If you may decrease substantially the price of gallium arsenide and some other compound semiconductors, then you might increase their own range of applications.
Typically, gallium arsenide is transferred in a individual thin layer on a little wafer. Either the needed unit is created right on the wafer, or the semiconductor-coated wafer is cut up into chips of the ideal dimension. The Illinois team decided to put in several layers of the material on a one wafer, producing a layered, “pancake” stack of gallium arsenide thin films.
If you grow ten layers in one growth, you only have to fill the wafer one time. If you do this in 10 growths, loading and unloading with temp ramp-up as well as ramp-down get a lot of time. If you consider exactly what is required for each growth – the machine, the planning, the period, the people – the overhead saving this approach provides is a substantial price decrease.
Next the researchers independently peel off the levels and transport them. To achieve this, the stacks alternate levels of aluminum arsenide with the gallium arsenide. Bathing the stacks in a solution of acid and an oxidizing agent dissolves the layers of aluminum arsenide, freeing the individual thin sheets of gallium arsenide. A soft stamp-like device selects up the levels, just one at a time from the top down, for transfer to another substrate – glass, plastic or silicon, depending on the application. Next the wafer may be used again for an additional growth.

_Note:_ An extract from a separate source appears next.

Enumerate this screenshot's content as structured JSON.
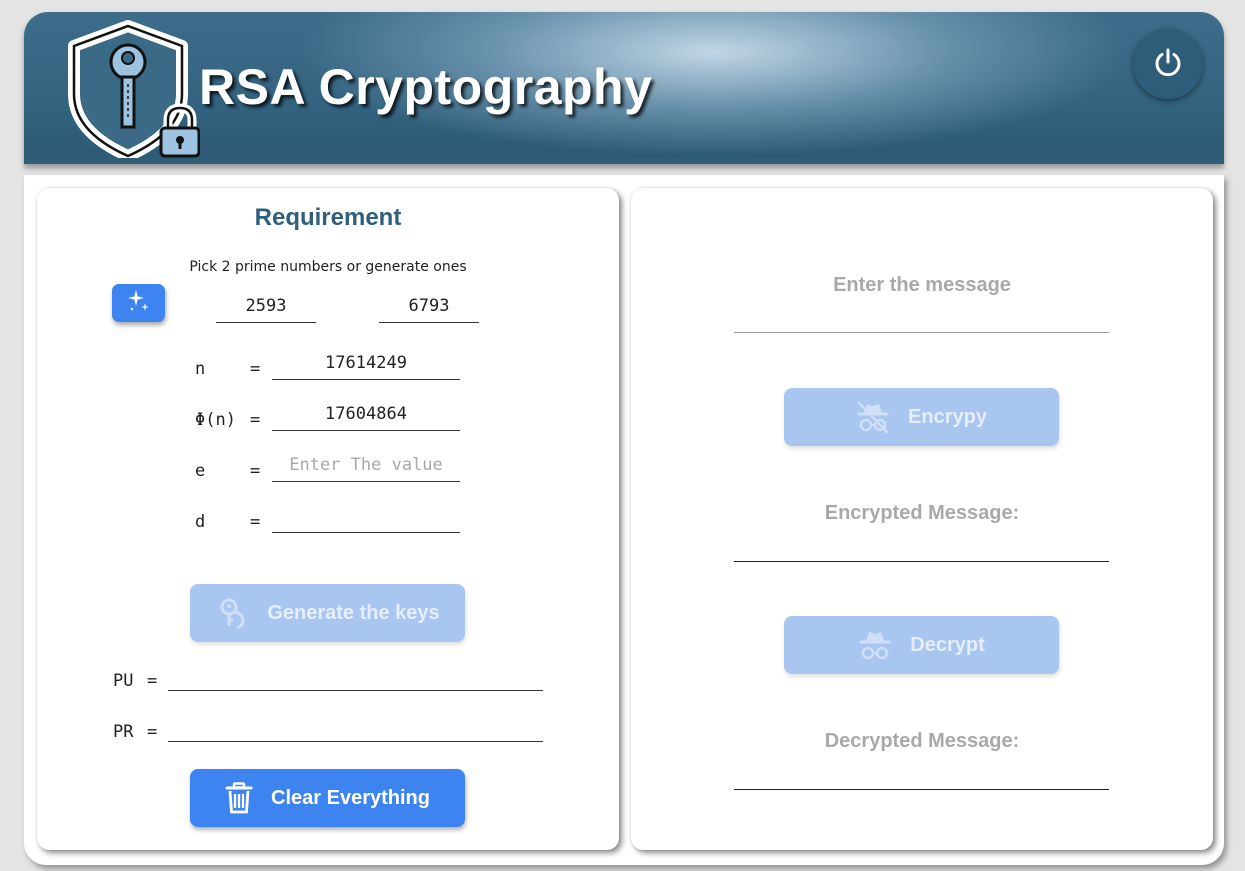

By doing this it's possible to make much more material more rapidly and more price efficiently. This process could make mass amounts of material, as compared to merely the thin single-layer method in which it is generally grown.

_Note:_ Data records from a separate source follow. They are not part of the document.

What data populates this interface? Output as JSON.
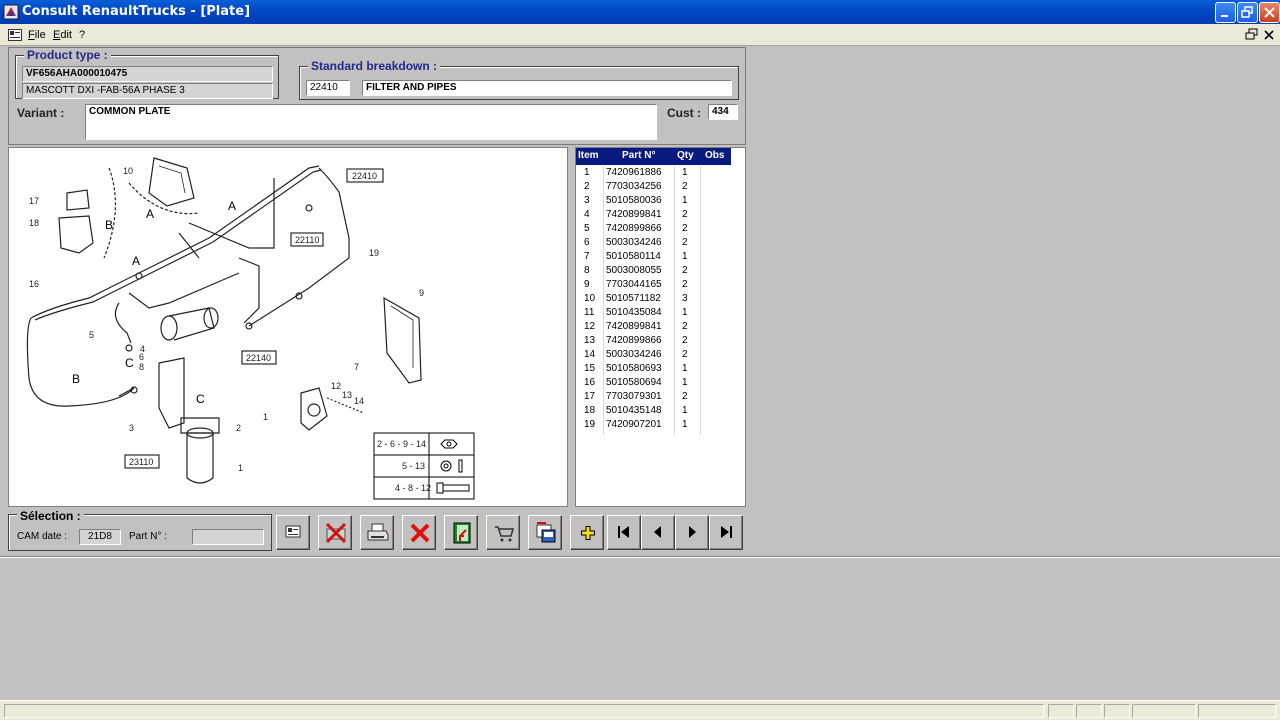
{
  "window": {
    "title": "Consult RenaultTrucks - [Plate]"
  },
  "menu": {
    "file": "File",
    "edit": "Edit",
    "help": "?"
  },
  "product_type": {
    "title": "Product type :",
    "vin": "VF656AHA000010475",
    "model": "MASCOTT DXI -FAB-56A PHASE 3"
  },
  "standard_breakdown": {
    "title": "Standard breakdown :",
    "code": "22410",
    "name": "FILTER AND PIPES"
  },
  "variant": {
    "label": "Variant :",
    "value": "COMMON PLATE"
  },
  "cust": {
    "label": "Cust :",
    "value": "434"
  },
  "drawing": {
    "refs": [
      "22110",
      "22140",
      "22410",
      "23110"
    ],
    "callouts": [
      "1",
      "2",
      "3",
      "4",
      "5",
      "6",
      "7",
      "8",
      "9",
      "10",
      "12",
      "13",
      "14",
      "16",
      "17",
      "18",
      "19"
    ],
    "views": [
      "A",
      "A",
      "A",
      "B",
      "B",
      "C",
      "C"
    ],
    "legend": [
      {
        "items": "2 - 6 - 9 - 14",
        "icon": "nut-icon"
      },
      {
        "items": "5 - 13",
        "icon": "washer-icon"
      },
      {
        "items": "4 - 8 - 12",
        "icon": "bolt-icon"
      }
    ]
  },
  "parts_table": {
    "headers": {
      "item": "Item",
      "part": "Part N°",
      "qty": "Qty",
      "obs": "Obs"
    },
    "rows": [
      {
        "item": "1",
        "part": "7420961886",
        "qty": "1"
      },
      {
        "item": "2",
        "part": "7703034256",
        "qty": "2"
      },
      {
        "item": "3",
        "part": "5010580036",
        "qty": "1"
      },
      {
        "item": "4",
        "part": "7420899841",
        "qty": "2"
      },
      {
        "item": "5",
        "part": "7420899866",
        "qty": "2"
      },
      {
        "item": "6",
        "part": "5003034246",
        "qty": "2"
      },
      {
        "item": "7",
        "part": "5010580114",
        "qty": "1"
      },
      {
        "item": "8",
        "part": "5003008055",
        "qty": "2"
      },
      {
        "item": "9",
        "part": "7703044165",
        "qty": "2"
      },
      {
        "item": "10",
        "part": "5010571182",
        "qty": "3"
      },
      {
        "item": "11",
        "part": "5010435084",
        "qty": "1"
      },
      {
        "item": "12",
        "part": "7420899841",
        "qty": "2"
      },
      {
        "item": "13",
        "part": "7420899866",
        "qty": "2"
      },
      {
        "item": "14",
        "part": "5003034246",
        "qty": "2"
      },
      {
        "item": "15",
        "part": "5010580693",
        "qty": "1"
      },
      {
        "item": "16",
        "part": "5010580694",
        "qty": "1"
      },
      {
        "item": "17",
        "part": "7703079301",
        "qty": "2"
      },
      {
        "item": "18",
        "part": "5010435148",
        "qty": "1"
      },
      {
        "item": "19",
        "part": "7420907201",
        "qty": "1"
      }
    ]
  },
  "selection": {
    "title": "Sélection :",
    "cam_label": "CAM date :",
    "cam_value": "21D8",
    "part_label": "Part N° :",
    "part_value": ""
  },
  "toolbar": {
    "icons": [
      "card-icon",
      "cancel-selection-icon",
      "print-icon",
      "delete-icon",
      "exit-icon",
      "cart-icon",
      "export-icon",
      "add-icon",
      "first-icon",
      "previous-icon",
      "next-icon",
      "last-icon"
    ]
  },
  "colors": {
    "title_bar": "#0048c8",
    "table_header": "#081a80",
    "group_title": "#1f2a8c",
    "background": "#c3c0c0"
  }
}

Freeing the material from the wafer additionally opens the possibility of flexible, thin-film electronics produced with gallium arsenide or some other high-speed semiconductors. To make units which may conform but still keep higher efficiency, that is considerable.
In a document shared on-line May twenty in the magazine
Nature,
the group details its procedures and shows three kinds of products making use of gallium arsenide chips made in multilayer stacks: light units, high-speed transistors and solar cells. The authors also offer a comprehensive cost evaluation.
Another advantage of the multilayer method is the release from area constraints, particularly important for photo voltaic cells. As the levels are removed from the stack, they can be laid out side-by-side on an additional substrate in order to create a much larger surface area, whereas the typical single-layer procedure confines area to the size of the wafer.
For solar panels, you need big area coverage to get as much sunshine as achievable. In an extreme situation we could develop enough layers to have 10 times the area of the traditional.
Next, the group plans to explore more prospective product applications and other semiconductor materials that could adapt to multilayer growth.
About the Writer
Shannon Combs writes for the residential solar power manufacturers web log, her personal hobby weblog centered on tips to help home owners to save energy with solar power.